Second Circuit releases decision in favor of Guatemalan asylum-seeker

Today, the Second Circuit Court of Appeals released a favorable decision in the case of Mario Ordonez Azmen, an asylum-seeker from Guatemala who was represented by HIRC Albert M. Sacks Clinical Teaching & Advocacy Fellow Zachary Albun. Stacy Taeuber and Benjamin Casper Sanchez of the Federal Immigration & Litigation Clinic at the University of Minnesota Law School, and Chuck Roth of the National Immigrant Justice Center served as co-counsel. In its decision, the Second Circuit recognized that, in light of the plain text of the Immigration and Nationality Act, “changed circumstances may first arise even while an otherwise untimely application is pending.” The Court additionally reversed the Board of Immigration Appeals (BIA) determination that Mr.

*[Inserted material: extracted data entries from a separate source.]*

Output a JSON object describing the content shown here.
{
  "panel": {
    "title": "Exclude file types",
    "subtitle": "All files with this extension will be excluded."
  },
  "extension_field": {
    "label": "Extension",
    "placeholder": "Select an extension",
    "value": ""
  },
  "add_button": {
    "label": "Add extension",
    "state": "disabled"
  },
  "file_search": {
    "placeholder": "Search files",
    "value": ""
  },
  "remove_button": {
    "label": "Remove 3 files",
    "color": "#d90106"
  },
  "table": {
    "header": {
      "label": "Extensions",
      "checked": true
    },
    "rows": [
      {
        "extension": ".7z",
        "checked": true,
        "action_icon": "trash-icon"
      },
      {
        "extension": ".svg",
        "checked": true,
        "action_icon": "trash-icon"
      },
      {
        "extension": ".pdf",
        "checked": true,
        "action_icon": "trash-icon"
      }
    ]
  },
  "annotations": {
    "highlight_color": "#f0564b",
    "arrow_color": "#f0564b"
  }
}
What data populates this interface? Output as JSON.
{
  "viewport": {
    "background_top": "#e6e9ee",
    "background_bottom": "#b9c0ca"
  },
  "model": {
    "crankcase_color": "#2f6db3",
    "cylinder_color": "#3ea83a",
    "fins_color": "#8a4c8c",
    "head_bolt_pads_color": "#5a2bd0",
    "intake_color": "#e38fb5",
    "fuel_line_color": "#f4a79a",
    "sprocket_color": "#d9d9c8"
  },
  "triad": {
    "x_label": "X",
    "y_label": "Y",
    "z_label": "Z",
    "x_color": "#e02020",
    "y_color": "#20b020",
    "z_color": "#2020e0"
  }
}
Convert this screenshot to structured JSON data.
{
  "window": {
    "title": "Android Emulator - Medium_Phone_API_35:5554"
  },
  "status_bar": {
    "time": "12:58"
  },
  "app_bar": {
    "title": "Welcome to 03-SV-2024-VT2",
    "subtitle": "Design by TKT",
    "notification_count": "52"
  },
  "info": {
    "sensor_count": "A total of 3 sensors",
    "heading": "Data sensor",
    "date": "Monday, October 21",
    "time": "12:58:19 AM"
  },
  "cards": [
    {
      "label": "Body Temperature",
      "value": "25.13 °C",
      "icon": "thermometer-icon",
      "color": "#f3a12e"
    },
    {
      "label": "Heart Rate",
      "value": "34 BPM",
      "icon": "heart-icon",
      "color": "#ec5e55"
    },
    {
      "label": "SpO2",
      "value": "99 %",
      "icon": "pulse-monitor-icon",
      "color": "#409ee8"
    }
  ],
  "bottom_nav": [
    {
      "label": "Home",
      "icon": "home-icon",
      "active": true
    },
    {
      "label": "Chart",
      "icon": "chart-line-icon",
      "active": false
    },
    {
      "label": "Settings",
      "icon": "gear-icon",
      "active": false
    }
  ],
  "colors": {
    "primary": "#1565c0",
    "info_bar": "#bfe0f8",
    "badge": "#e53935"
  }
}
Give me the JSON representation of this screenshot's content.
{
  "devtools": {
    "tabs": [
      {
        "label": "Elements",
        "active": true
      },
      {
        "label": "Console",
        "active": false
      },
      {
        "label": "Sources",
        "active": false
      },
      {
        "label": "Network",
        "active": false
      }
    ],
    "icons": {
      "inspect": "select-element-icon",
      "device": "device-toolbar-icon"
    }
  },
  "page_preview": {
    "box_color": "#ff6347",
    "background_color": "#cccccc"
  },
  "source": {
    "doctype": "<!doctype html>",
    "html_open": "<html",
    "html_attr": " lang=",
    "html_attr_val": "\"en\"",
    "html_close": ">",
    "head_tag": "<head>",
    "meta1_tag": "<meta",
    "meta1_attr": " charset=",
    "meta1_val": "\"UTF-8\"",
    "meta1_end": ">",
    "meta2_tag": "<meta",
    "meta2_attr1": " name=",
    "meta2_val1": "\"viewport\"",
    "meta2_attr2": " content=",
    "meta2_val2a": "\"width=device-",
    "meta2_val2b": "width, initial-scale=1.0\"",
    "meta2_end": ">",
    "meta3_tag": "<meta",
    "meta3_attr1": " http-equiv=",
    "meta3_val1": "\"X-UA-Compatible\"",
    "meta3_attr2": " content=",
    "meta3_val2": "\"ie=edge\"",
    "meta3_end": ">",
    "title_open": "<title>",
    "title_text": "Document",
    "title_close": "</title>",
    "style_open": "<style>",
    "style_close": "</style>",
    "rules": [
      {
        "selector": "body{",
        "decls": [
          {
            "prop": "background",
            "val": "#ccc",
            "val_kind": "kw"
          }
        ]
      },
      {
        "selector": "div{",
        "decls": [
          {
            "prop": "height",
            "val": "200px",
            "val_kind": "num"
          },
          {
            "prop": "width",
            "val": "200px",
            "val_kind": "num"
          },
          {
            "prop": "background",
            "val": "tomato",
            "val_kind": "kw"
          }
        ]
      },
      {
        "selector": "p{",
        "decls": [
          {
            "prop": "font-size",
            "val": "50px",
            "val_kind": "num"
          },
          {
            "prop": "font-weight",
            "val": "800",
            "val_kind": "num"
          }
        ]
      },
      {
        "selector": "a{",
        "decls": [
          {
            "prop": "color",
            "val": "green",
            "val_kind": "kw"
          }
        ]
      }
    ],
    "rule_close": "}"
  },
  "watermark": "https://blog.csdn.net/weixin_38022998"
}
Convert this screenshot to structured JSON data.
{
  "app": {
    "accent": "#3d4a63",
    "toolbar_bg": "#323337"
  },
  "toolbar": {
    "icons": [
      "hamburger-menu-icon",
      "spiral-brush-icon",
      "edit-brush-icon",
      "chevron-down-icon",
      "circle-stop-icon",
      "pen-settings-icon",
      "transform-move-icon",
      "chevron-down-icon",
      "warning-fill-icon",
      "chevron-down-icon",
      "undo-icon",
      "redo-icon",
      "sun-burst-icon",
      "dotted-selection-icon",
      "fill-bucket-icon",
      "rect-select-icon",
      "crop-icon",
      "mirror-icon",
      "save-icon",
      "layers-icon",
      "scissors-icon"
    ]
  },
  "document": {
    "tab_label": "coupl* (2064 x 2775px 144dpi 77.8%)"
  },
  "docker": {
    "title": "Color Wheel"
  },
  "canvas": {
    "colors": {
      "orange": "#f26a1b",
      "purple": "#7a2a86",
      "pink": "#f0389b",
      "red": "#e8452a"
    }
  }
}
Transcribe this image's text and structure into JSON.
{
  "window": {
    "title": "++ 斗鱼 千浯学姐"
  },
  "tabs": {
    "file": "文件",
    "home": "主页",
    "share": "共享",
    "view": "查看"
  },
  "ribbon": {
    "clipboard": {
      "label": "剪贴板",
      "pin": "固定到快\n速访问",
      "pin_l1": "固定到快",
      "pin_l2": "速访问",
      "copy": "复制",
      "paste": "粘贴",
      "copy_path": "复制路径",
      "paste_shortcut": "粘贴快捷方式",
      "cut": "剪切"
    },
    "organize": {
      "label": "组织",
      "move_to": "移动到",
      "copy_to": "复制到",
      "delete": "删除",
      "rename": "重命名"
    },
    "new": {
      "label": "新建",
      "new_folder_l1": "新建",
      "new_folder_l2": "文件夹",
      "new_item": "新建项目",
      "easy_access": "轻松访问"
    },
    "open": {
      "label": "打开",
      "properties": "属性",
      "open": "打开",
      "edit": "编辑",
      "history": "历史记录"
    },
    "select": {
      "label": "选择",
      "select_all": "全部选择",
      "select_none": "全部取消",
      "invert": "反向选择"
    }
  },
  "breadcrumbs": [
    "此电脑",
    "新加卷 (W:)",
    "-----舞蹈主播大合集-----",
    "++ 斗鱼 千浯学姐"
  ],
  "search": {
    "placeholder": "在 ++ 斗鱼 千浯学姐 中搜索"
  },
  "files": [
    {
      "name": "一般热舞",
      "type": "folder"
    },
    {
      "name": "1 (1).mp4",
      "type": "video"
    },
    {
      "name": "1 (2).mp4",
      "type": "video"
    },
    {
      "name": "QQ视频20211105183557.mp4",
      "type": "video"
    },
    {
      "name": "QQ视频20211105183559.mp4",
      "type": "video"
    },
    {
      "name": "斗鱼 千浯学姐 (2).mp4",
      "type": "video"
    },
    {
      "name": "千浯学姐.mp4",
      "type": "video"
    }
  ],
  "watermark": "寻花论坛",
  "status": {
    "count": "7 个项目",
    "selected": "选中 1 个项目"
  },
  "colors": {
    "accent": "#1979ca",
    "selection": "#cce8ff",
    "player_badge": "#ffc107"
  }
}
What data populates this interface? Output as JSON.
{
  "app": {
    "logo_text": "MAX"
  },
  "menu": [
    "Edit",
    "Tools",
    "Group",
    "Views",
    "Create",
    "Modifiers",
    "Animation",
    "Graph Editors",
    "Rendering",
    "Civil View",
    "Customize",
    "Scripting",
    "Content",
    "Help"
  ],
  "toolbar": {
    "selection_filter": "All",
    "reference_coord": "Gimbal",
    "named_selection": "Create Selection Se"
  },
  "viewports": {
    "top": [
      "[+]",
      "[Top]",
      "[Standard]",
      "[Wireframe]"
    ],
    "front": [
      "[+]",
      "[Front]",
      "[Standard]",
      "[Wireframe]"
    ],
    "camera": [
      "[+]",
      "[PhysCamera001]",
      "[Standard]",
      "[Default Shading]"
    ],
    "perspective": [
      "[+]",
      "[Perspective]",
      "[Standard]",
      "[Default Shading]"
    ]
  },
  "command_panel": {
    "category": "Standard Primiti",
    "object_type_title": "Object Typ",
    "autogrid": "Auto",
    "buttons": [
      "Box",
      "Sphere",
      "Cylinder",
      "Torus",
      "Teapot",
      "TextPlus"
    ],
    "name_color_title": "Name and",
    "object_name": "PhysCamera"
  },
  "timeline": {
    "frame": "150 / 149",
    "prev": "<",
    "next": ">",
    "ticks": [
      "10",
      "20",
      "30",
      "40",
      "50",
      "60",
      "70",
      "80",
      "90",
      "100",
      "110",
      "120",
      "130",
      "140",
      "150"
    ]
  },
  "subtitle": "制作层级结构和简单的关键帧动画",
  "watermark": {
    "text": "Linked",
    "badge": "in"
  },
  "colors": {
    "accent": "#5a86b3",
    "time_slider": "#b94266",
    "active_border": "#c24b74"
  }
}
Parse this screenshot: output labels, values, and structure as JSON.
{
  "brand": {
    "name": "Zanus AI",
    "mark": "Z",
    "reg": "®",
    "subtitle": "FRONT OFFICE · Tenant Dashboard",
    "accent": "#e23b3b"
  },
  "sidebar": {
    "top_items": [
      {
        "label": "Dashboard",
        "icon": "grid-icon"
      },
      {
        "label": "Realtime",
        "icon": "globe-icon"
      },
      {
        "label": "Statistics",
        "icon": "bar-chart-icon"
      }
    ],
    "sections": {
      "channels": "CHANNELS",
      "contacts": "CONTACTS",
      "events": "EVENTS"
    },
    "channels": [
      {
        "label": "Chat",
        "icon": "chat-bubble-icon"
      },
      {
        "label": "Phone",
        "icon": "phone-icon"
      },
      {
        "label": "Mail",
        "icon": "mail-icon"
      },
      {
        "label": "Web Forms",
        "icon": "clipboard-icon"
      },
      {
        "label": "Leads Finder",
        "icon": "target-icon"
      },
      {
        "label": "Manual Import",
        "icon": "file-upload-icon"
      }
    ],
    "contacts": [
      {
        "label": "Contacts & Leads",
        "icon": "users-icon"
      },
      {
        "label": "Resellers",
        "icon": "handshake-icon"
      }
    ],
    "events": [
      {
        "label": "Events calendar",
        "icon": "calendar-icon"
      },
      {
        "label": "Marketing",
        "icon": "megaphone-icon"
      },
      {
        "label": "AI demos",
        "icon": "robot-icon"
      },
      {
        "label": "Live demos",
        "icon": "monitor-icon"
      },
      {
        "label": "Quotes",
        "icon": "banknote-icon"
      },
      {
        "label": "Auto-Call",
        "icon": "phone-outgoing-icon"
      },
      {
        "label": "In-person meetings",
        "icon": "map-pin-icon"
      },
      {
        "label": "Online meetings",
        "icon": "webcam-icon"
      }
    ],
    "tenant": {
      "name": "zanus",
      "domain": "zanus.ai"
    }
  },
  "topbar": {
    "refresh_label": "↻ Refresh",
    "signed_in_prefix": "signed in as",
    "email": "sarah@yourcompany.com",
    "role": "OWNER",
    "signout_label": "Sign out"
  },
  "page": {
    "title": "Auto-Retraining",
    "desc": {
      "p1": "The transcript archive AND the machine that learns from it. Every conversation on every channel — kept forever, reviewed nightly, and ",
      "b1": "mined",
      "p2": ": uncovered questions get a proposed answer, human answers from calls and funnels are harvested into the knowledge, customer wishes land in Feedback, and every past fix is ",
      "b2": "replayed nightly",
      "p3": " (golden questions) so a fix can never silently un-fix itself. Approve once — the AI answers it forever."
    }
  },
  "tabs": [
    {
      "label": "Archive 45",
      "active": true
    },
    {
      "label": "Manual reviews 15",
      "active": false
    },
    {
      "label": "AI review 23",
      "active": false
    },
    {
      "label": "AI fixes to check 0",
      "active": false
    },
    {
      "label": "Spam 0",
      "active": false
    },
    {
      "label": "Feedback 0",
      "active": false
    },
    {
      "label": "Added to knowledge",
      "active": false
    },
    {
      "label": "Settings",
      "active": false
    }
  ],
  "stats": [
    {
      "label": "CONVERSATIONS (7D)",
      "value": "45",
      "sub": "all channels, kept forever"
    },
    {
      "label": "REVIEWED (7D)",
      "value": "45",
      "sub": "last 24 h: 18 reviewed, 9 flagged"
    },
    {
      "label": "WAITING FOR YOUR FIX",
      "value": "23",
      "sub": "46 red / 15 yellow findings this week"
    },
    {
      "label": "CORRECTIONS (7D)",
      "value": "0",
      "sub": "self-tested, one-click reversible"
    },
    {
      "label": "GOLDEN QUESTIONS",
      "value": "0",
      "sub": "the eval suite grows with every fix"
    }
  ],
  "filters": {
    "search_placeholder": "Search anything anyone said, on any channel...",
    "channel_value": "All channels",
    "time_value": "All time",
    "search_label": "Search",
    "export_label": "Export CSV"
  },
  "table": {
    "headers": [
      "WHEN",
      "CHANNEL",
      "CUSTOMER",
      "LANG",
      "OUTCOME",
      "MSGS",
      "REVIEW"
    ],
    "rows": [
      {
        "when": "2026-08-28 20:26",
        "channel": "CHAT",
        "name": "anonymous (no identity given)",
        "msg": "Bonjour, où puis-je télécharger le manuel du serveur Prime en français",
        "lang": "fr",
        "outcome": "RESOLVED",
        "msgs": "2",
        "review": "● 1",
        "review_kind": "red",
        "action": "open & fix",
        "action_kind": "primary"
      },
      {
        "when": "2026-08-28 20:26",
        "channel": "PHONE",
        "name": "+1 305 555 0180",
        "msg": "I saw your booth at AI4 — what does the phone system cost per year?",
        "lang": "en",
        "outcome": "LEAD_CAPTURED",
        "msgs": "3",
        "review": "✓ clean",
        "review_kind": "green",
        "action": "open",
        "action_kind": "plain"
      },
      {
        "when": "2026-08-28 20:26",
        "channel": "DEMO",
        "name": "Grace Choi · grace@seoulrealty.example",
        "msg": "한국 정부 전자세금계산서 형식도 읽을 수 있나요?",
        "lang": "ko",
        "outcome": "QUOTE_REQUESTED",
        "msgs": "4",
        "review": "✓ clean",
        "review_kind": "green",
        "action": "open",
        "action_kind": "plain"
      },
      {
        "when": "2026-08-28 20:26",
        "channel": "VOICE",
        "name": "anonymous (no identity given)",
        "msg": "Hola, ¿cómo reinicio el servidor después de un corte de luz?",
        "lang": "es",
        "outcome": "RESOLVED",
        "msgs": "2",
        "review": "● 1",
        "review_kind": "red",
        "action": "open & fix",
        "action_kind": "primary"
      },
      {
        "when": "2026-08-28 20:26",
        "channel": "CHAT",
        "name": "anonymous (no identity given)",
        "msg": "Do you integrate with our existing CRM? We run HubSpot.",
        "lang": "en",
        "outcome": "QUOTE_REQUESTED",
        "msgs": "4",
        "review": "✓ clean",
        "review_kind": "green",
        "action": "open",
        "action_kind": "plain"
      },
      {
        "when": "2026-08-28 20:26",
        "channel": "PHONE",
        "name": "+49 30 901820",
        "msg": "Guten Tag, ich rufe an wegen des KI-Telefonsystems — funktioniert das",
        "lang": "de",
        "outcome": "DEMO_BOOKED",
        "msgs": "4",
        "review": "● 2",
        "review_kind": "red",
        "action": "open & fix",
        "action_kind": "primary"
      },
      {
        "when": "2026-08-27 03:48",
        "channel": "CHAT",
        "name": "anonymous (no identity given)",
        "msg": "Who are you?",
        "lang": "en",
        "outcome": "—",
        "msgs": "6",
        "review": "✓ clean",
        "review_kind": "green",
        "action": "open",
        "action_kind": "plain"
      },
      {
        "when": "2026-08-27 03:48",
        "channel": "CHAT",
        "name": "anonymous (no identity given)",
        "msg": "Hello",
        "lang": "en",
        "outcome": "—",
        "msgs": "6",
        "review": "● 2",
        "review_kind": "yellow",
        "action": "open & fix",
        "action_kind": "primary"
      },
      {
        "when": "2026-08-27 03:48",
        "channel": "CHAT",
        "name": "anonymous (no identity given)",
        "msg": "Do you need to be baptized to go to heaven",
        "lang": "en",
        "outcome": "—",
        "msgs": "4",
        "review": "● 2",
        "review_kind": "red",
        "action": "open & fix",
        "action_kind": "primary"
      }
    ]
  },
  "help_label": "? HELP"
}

Ordonez Azmen’s asserted “particular social group” was legally insufficient. The Court rejected the BIA’s “general rule, untied to any specific country or society, that groups consisting of ‘former gang members’ are insufficiently particularized.” The court remanded Mr. Ordonez Azmen’s asylum application, as the “BIA [had] not adequately explain[ed] its conclusion that Ordonez Azmen’s proposed social group of former gang members in Guatemala was not particular,” or “its reasons for denying Ordonez Azmen’s motion to remand based on evidence of new country conditions.”